A few minutes into "Drawn to Life," I began to wonder if Disney had driven the circus from Cirque du Soleil. Cirque's new residency at the Walt Disney World Resort, which opened in November in Disney Springs, tells the story of a young girl named Julie, whose father was a Disney animator.
Typically, people don't come to Cirque du Soleil productions for the storytelling. Cirque provides an amazing visual experience, capturing your imagination with its unbelievable physical displays. Acrobats, aerials, tumblers, and other stunt artists command your attention then reward it with performances that have made Cirque synonymous with people whose bodies know no limits from tension nor gravity.
But Drawn to Life is not just another Cirque production. It's Cirque's collaboration with Disney - a tribute to the art of Disney animation. For that to feel honest, it must include a story. So Cirque obliges, introducing us to Julie and her late father. (Ah, Disney and dead parents.)
It's more ballet than circus in the first moments, but soon Cirque asserts its form.

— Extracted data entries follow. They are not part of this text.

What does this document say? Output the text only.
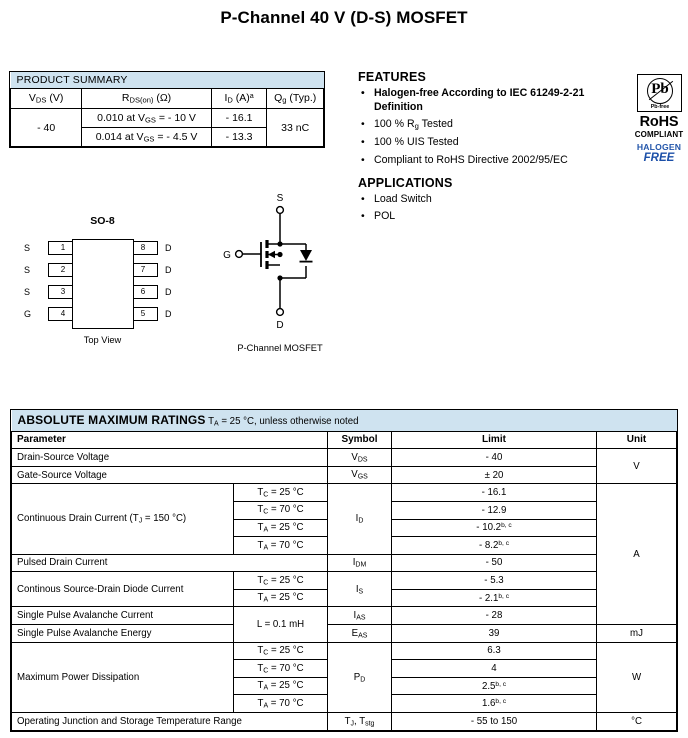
P-Channel 40 V (D-S) MOSFET
PRODUCT SUMMARY			
$V_{DS}$ (V)	$R_{DS(on)}$ (Ω)	$I_D$ $(A)^a$	$Q_g$ (Typ.)
- 40	0.010 at $V_{GS}$ = - 10 V	- 16.1	33 nC
	0.014 at $V_{GS}$ = - 4.5 V	- 13.3	
FEATURES
• Halogen-free According to IEC 61249-2-21 Definition
• 100 % $R_g$ Tested
• 100 % UIS Tested
• Compliant to RoHS Directive 2002/95/EC
APPLICATIONS
• Load Switch
• POL
Pb
Pb-free
RoHS
COMPLIANT
HALOGEN
FREE
SO-8
S
S
S
G
1
2
3
4
8
7
6
5
D
D
D
D
Top View
S
G
D
P-Channel MOSFET
ABSOLUTE MAXIMUM RATINGS $T_A = 25$ °C, unless otherwise noted				
Parameter		Symbol	Limit	Unit
Drain-Source Voltage		$V_{DS}$	- 40	V
Gate-Source Voltage		$V_{GS}$	± 20	
Continuous Drain Current ($T_J = 150$ °C)	$T_C = 25$ °C	$I_D$	- 16.1	A
	$T_C = 70$ °C		- 12.9	
	$T_A = 25$ °C		- 10.2$^{b, c}$
	$T_A = 70$ °C		- 8.2$^{b, c}$
Pulsed Drain Current		$I_{DM}$	- 50	
Continous Source-Drain Diode Current	$T_C = 25$ °C	$I_S$	- 5.3	
	$T_A = 25$ °C		- 2.1$^{b, c}$
Single Pulse Avalanche Current	L = 0.1 mH	$I_{AS}$	- 28	
Single Pulse Avalanche Energy		$E_{AS}$	39	mJ
Maximum Power Dissipation	$T_C = 25$ °C	$P_D$	6.3	W
	$T_C = 70$ °C		4	
	$T_A = 25$ °C		2.5$^{b, c}$
	$T_A = 70$ °C		1.6$^{b, c}$
Operating Junction and Storage Temperature Range		$T_J$, $T_{stg}$	- 55 to 150	°C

Animation's use of a sequence of individual drawings to simulate motion on screen provides a convenient excuse for Cirque to stage a group of rhythmic gymnasts performing in sequence to illustrate that process. But any doubt that Drawn to Life is at its heart a Cirque production gets erased when a male aerialist grabs a long pencil-like pole to take flight.
Here are clips from those performances we shared earlier.
It might occur to viewers of a certain disposition that they basically are watching a topless pole dancer at Walt Disney World at this point. No matter. This is stunning performance art, well worth the saving an evening on your Walt Disney World vacation to watch.
Been wondering where a jump-roping unicyclist is in your life? She's here.
How about some "owls" walking, jumping, and daresay flying through the Wheel of Death? Yup. Here.
Drawn to Life does not allow its need for story to squeeze out Cirque fans' need for amazing stunt work. It's all here, performed brilliantly in Disney Springs' comfortable dedicated theater for the show.
We do get a villain in Drawn to Life - a person-sized wad of paper. She's the personification of an animator's failure - a drawing smushed up and discarded, left to mock the artist from the wastebasket. Throughout the show, as Julie takes another step toward following her father's path, the wad of paper emerges to block her and test her confidence.
Ultimately, as she must, Julie triumphs. She literally embraces her failure by the end of Drawn to Life, accepting that an errant drawing is not an indictment of her ability, but a testament that she can - and will - do better.
My favorite moment in Drawn to Life found the balance between Disney story and Cirque performance. As we enter the show's final act, Julie imagines her father and mother dancing together. Staged to an arranged version of "Beauty and the Beast," the pas de deux slyly incorporates aerialist work by the mother, creating a series of wonderful illusions as she seems to float, dance, and run through the air above and around Julie's father. The lighting and some smoke effects on stage hide well the cables, which I could not see despite my best efforts to break the illusion. So I gave up and simply enjoyed the scene.
And the story. This is the most emotional moment in the show, when Julie overcomes her frustration by embracing her love for animation, as she remembers her parents' love for one another. It's pure Disney magic, married with Cirque spectacle.
No, the moment did not need snippets of Disney couples projected onto the periphery of the scene. Drawn to Life employs such decorations from time to time, but I found myself ignoring them as superfluous window dressing. The live performers drive this show. If some fans - or Disney higher-ups - need the affirmation of Disney characters projected upon the edges of the stage to accept this production at Disney World, well, they shouldn't. But if that's the price to get Drawn to Life on stage at Disney Springs, so be it.
This is theatrical magic.
Drawn to Life plays Tuesday through Saturday evenings in the Cirque theater in Disney Springs. Tickets are available via the Cirque du Soleil website.